Гете и Шуман, Шеллинг и Гегель, Бах и Кляйст радушно предлагали мне своих Вертеров и Манфредов, но моя требовательная длань ментального аскета уходила вглубь и срывала с едва ли не самой внушительной ветви желанный плод:
Автономия воли есть единственный принцип всех моральных законов и соответствующих им обязанностей; всякая же гетерономия произвольного выбора не создает никакой обязательности, а скорее, противостоит ее принципу и нравственности воли. Единственный принцип нравственности состоит именно в независимости от всякой материи закона (а именно от желаемого объекта) и вместе с тем в определении произвольного выбора одной лишь всеобщей законодательной формой, к которой максима должна быть способна.
- А после этого?
- Ну, мы прошли в гостиную, а там все было убрано.
- Что?
- Ну, посуда, еда.
- И никого не было?
- Нет. Кроме сторожа.
- Так. И что дальше?
- Ну, он попросил его пройти в бильярдную.
- Так.
- И там снял с него рубашку и на бильярд положил.
- Как положил?
- Вниз лицом.
- Так.
- Ну и я помог. А потом мы ему банки поставили.
- Сколько?
- Я не помню... штук двадцать.
- Так. А дальше?
- Дальше... Ну, он пистолет достал и мы стали это...
- Стрелять по банкам?
- Да.
- Ну?
- Ну и попадали.
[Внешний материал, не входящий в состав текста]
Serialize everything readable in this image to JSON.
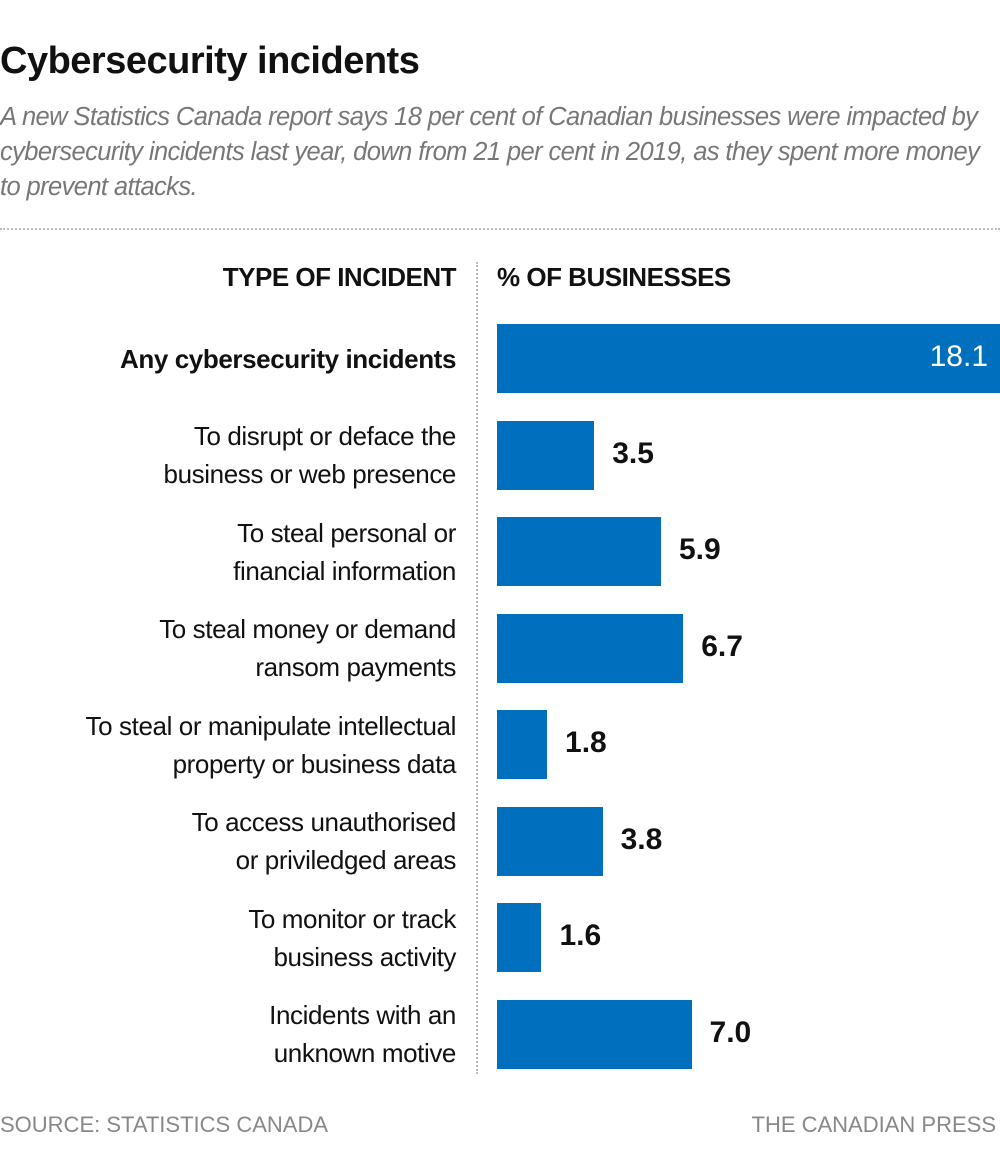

А иногда мазали.
- А банки?
- Они разлетались.
- А сторож?
- А он это... плакал и молился.
- Так. Ну?
- Ну, он пистолет спрятал, и мы пошли в кабинет.
- И что там?
- А там он из авоськи достал оранжевый спрей и это...
- Что?
- Ну, стал красить стол.
- А что лежало на столе?
- Документы, там, телефоны разные... очки, папки разные...
- И что?
- Ну я тоже взял голубой спрей и золотой. И мы начали поливать все спреями и это так прямо было хорошо. И пришел сторож с бильярда, и мы его совсем раздели, и я его всего сделал золотым, а ладони голубыми. И мы телевизор покрасили желтым. А я взял ключи и открыл сейф, и мы все содержимое покрасили красным, деньги там, документы. А потом телефон звонил, и мы его покрасили оранжевым, и он звонить перестал, а мне было так хорошо, что прямо слезы текли, и мы окно открыли и в сад вышли и стали цветы красить и после клумбу а потом подошли а там стояла чайка новая и волга черная охраны и они все черные были и мы их покрасили и охранника тоже а потом разделись и себя серебряным и только головки членов не покрасили и пошли к реке по спуску и пели эквэлэнг май фрэнд и там вода была и мы поплыли и пели и так это было и я плакал и было так сладко и мы плыли и это... я не могу...
- Чего? Чего ты? Чего ты выебываешься?
- Простите... я не выебываюсь, просто сердце плачет и в голове поет.
В тот момент, когда Наримбеков повернул, наконец, красную ручку, сержант Гузь высунул пулемет из-за колонны и принялся поливать эскалатор свинцом. Крики, вопли, женский визг заполнили пространство тоннеля, круглые плафоны разлетались вдребезги, пули с треском вспарывали полированные панели.
Наримбеков сдернул с плеча свой "калаш" и тоже нажал на спуск.
Через полминуты все было кончено.
Обе лестницы были завалены трупами.
Наримбеков сменил рожок. Гузь отшвырнул в сторону ненужный дымящийся пулемет и подошел к стеклянной будке, возле которой распростерлась та самая блядь в черной униформе, повернул красную ручку.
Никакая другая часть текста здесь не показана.